Um es einfach angehen zu lassen, habe ich mir zwei vorgezogene Pflänzchen gekauft und diese nach den Eisheiligen eingepflanzt. Und dann passierte erst einmal nicht viel.

Wie wir alle wissen, war auch dieser Sommer viel zu trocken. Also habe ich gewässert, gegossen, gewässert und gegossen. Lange Ranken wuchsen, ab und an blühte es wunderschön leuchtend gelb, viele grüne Blätter wanderten durch das Bett. Aber sonst passierte nichts, nicht der kleinste Fruchtabsatz war zu erkennen.

Irgendwann passierte es dann, die Ranken wanderten in die Höhe. Nummer 1 erklomm den Zierapfelbaum, Nummer 2 begab sich in eine zur Verfügung stehende Eibe. Nun ja!

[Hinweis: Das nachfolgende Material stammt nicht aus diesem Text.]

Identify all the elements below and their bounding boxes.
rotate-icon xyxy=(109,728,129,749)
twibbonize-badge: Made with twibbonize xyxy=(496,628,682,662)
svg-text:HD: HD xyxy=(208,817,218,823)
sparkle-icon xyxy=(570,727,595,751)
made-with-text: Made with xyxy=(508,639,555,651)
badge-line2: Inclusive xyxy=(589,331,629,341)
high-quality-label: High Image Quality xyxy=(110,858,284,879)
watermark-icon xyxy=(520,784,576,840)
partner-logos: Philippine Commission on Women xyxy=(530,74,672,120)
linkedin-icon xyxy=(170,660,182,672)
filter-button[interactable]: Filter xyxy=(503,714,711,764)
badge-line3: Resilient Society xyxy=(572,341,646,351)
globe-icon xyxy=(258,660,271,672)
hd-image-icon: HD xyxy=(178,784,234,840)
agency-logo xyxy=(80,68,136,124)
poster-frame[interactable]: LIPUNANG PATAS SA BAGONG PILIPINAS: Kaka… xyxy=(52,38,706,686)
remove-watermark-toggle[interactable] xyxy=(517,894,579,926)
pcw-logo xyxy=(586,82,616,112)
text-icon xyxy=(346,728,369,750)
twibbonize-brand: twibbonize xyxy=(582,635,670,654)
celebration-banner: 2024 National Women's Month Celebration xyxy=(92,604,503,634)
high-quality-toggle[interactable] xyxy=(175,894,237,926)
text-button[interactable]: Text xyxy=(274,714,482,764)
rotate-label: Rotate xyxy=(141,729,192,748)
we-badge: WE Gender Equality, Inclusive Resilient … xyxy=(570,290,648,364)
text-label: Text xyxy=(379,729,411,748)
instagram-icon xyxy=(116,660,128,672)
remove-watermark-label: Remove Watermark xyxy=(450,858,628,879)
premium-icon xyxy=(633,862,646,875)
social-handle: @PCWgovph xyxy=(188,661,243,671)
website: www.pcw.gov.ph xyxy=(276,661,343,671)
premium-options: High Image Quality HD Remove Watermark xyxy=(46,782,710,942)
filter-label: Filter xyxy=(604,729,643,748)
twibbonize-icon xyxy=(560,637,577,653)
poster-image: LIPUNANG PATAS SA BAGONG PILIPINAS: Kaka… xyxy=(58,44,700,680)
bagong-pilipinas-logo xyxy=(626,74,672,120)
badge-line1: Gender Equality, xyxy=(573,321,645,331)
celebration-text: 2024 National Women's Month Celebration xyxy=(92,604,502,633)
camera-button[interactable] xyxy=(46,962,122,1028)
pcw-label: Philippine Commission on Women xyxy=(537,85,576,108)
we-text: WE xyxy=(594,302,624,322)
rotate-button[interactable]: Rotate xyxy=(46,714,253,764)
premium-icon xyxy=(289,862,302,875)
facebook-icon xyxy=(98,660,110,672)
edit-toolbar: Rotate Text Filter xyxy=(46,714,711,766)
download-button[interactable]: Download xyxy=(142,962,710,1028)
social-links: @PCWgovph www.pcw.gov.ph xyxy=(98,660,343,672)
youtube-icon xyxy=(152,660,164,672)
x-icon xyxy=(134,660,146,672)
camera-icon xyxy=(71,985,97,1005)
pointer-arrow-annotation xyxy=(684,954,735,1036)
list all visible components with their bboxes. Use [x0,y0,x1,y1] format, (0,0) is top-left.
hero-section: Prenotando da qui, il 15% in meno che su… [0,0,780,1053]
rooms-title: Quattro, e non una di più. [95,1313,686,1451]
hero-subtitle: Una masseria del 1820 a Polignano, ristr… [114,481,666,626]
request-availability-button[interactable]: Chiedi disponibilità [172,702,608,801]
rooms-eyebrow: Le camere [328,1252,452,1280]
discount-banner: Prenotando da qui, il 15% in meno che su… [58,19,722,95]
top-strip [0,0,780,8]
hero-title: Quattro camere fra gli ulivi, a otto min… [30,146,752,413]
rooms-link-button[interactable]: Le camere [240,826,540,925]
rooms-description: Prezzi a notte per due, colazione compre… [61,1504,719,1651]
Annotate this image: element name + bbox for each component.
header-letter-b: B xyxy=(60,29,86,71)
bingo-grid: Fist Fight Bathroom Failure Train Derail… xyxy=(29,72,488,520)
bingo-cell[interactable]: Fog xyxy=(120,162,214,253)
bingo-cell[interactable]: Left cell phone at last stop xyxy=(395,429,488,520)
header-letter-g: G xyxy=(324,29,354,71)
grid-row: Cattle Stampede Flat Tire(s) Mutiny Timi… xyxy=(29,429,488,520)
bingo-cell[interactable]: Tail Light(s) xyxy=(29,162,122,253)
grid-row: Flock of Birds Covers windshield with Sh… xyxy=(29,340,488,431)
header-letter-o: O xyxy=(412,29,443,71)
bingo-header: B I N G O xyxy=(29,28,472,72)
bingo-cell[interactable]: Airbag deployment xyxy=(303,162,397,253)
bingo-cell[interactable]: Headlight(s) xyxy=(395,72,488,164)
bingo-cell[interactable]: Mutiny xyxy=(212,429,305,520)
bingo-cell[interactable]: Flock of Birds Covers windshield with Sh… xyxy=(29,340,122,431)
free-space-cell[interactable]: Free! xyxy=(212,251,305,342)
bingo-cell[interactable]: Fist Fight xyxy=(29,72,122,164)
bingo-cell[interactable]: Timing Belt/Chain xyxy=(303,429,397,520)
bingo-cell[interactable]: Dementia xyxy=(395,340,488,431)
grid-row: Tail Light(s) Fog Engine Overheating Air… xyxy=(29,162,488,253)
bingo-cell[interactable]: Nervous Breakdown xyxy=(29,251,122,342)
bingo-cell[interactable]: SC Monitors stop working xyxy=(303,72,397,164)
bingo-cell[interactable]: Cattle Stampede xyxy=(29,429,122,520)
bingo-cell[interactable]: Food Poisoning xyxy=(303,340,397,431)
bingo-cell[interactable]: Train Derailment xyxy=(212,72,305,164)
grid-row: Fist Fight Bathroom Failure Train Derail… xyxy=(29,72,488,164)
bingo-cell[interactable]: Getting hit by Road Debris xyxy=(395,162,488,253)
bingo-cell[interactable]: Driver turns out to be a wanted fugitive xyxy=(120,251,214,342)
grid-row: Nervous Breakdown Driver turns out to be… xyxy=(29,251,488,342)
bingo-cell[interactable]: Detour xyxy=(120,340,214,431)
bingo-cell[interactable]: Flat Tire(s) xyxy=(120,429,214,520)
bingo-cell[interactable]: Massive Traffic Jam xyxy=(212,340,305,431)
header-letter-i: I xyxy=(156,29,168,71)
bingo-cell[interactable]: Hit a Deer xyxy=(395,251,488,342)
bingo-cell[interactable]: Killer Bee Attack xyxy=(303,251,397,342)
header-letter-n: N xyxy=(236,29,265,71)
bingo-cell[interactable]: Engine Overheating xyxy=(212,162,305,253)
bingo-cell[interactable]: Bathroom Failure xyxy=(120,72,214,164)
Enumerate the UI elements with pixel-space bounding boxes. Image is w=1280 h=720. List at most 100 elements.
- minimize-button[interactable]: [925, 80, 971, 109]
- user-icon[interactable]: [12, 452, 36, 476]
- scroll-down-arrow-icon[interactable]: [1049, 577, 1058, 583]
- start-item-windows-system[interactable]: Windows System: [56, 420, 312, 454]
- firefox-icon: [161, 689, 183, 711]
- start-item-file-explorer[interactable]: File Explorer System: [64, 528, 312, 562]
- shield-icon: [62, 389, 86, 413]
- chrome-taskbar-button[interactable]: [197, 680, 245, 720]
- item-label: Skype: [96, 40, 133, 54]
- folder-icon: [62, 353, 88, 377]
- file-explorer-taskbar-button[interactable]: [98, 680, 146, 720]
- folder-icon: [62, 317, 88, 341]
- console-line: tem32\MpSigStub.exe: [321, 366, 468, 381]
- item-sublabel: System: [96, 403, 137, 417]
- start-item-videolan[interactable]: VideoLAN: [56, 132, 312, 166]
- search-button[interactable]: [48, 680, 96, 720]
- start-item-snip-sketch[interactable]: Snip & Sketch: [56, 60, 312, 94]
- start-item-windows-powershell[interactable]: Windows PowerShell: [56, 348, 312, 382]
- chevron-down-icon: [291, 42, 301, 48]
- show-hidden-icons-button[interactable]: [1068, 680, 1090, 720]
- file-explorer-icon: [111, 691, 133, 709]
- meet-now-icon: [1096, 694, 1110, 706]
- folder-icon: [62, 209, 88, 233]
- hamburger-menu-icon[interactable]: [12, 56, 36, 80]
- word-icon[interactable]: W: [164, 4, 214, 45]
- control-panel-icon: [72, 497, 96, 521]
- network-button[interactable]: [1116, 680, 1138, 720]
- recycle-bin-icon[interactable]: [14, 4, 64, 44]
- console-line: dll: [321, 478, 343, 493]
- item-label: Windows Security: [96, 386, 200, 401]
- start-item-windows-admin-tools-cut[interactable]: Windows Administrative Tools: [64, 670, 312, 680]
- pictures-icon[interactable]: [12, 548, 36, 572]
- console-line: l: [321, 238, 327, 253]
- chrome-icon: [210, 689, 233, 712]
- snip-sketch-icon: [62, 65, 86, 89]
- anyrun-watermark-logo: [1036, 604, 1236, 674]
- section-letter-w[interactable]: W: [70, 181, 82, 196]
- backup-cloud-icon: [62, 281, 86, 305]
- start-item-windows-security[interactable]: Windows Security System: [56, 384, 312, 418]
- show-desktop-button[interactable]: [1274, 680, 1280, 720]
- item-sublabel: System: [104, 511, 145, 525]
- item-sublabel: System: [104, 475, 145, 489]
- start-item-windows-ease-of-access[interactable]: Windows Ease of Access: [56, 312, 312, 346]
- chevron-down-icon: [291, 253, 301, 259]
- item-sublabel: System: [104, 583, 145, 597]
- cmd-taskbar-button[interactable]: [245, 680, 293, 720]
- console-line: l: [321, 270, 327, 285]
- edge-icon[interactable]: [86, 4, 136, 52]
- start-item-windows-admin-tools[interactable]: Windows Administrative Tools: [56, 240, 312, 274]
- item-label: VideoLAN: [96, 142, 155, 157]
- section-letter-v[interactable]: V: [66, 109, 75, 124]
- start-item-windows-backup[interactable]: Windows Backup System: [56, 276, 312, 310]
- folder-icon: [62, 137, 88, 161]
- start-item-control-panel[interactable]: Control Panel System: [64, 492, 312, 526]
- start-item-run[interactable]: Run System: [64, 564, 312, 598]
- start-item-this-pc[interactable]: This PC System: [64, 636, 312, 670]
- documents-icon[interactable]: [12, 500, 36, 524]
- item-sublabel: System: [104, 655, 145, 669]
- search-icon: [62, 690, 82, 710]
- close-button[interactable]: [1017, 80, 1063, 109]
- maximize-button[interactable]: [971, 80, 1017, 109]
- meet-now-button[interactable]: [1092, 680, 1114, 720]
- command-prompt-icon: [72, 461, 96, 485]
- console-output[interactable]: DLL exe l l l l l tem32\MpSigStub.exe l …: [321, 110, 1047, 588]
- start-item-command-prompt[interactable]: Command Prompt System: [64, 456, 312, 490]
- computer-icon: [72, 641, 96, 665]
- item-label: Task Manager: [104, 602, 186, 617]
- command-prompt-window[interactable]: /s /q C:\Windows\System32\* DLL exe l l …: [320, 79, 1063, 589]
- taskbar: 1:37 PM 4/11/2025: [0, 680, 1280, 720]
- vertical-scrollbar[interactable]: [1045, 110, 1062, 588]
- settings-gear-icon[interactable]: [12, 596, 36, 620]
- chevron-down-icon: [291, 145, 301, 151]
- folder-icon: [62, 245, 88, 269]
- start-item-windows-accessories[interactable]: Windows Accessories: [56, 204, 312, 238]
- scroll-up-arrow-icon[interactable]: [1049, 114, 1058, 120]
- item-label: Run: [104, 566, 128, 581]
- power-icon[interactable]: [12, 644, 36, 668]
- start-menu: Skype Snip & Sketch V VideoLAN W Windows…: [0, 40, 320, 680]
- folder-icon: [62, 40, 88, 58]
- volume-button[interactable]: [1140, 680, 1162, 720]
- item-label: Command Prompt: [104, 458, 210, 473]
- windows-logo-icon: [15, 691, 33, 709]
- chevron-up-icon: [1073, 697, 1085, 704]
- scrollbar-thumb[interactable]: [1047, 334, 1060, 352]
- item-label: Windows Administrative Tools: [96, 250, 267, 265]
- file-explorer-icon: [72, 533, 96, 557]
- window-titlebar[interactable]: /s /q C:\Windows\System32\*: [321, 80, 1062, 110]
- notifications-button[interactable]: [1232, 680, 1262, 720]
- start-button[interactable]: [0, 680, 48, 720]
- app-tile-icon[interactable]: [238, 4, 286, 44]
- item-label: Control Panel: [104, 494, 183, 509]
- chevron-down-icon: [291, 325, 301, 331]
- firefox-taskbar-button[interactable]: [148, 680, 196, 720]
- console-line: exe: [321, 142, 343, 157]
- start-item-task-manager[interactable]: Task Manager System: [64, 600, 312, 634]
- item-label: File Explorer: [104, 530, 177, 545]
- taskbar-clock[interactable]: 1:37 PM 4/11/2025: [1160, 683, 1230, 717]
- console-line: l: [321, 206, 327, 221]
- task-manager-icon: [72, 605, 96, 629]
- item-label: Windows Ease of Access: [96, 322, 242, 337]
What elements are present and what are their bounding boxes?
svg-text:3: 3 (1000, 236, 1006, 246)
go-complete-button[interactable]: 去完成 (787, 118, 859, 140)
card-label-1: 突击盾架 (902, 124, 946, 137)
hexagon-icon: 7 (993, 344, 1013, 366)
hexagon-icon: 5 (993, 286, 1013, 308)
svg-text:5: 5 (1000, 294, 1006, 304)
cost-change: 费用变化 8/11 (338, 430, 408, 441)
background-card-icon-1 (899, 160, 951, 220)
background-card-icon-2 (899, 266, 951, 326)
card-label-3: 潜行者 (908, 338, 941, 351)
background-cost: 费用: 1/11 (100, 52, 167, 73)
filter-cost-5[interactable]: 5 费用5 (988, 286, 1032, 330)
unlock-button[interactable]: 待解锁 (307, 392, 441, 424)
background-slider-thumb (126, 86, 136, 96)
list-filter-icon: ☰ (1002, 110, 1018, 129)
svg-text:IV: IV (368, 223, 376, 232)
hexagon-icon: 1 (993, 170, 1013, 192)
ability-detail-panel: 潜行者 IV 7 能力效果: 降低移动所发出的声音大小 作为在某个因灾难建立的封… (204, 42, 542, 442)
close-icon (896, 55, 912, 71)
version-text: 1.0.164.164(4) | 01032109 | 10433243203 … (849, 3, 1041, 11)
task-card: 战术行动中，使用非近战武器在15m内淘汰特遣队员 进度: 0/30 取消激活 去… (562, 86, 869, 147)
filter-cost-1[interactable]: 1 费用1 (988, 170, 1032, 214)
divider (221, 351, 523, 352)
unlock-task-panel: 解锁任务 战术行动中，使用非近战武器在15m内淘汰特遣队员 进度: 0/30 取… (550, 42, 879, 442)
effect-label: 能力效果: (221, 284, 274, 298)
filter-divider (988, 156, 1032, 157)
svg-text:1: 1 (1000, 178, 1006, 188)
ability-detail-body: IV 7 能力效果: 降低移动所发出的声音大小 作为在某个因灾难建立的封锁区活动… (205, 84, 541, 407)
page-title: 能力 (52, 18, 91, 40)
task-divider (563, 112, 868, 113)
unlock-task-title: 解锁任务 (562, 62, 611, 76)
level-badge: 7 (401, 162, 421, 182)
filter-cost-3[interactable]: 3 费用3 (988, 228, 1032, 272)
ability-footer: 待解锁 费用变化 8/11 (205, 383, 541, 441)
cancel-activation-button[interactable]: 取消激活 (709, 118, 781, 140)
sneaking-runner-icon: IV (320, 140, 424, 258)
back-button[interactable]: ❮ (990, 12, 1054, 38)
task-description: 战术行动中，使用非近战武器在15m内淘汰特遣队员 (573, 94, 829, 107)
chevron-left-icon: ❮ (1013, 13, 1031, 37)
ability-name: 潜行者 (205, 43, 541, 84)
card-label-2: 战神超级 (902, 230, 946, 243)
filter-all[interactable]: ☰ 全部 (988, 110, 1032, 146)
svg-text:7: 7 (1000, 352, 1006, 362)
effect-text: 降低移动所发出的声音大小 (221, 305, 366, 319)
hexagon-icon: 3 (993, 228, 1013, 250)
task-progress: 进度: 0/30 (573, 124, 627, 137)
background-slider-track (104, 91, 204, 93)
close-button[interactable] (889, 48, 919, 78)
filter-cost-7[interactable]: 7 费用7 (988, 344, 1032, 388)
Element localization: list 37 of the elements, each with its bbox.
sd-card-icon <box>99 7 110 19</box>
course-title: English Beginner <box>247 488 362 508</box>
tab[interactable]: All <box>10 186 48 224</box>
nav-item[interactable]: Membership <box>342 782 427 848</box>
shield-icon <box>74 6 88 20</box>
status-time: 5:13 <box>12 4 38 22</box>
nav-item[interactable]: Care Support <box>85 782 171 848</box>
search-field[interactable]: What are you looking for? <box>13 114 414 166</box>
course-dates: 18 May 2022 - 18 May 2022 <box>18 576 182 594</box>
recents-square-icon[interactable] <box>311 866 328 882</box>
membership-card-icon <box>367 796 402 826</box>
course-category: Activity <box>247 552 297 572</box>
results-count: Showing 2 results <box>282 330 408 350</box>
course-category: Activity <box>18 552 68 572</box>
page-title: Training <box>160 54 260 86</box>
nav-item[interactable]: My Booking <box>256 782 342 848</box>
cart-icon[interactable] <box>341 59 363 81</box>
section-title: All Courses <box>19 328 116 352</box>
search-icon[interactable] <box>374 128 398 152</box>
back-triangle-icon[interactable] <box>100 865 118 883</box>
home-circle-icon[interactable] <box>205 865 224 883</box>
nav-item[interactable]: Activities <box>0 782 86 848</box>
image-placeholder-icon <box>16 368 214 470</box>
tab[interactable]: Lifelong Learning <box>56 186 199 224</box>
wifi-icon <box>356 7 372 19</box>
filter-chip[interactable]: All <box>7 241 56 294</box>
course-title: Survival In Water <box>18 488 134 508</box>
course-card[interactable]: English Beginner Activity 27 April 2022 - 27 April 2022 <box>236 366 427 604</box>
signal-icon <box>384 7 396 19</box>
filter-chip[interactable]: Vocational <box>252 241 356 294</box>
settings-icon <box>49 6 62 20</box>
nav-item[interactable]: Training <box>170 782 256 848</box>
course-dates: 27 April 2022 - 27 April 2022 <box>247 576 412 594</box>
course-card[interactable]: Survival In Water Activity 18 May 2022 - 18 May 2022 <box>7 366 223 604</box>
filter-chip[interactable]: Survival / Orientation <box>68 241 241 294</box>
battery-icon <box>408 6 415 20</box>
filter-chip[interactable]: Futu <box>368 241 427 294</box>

Doch plötzlich konnte ich es sehen – 2 kleine Kürbisbabys waren entstanden. Klein und grün zuerst, dann aber nach und nach färbten sie sich zu einem wunderschön leuchtenden Orange. Es sind tatsächlich Hokkaidokürbisse, wenn auch leider trotz aller Wassergaben im Wachstum zurück geblieben.

Schade!

In den Supermärkten und auf dem Wochenmarkt gibt es für 2,99 Euro schöne runde annehmbar große Kürbisse. Vielleicht werde ich mir demnächst mal einen kaufen.

Meine beiden Kürbisse dürfen noch ein bisschen in ihren luftigen Höhen verbleiben. Vielleicht legen sie doch noch etwas zu…

Und was dann mit ihnen geschieht, davon erzähle ich euch ein anderes Mal!!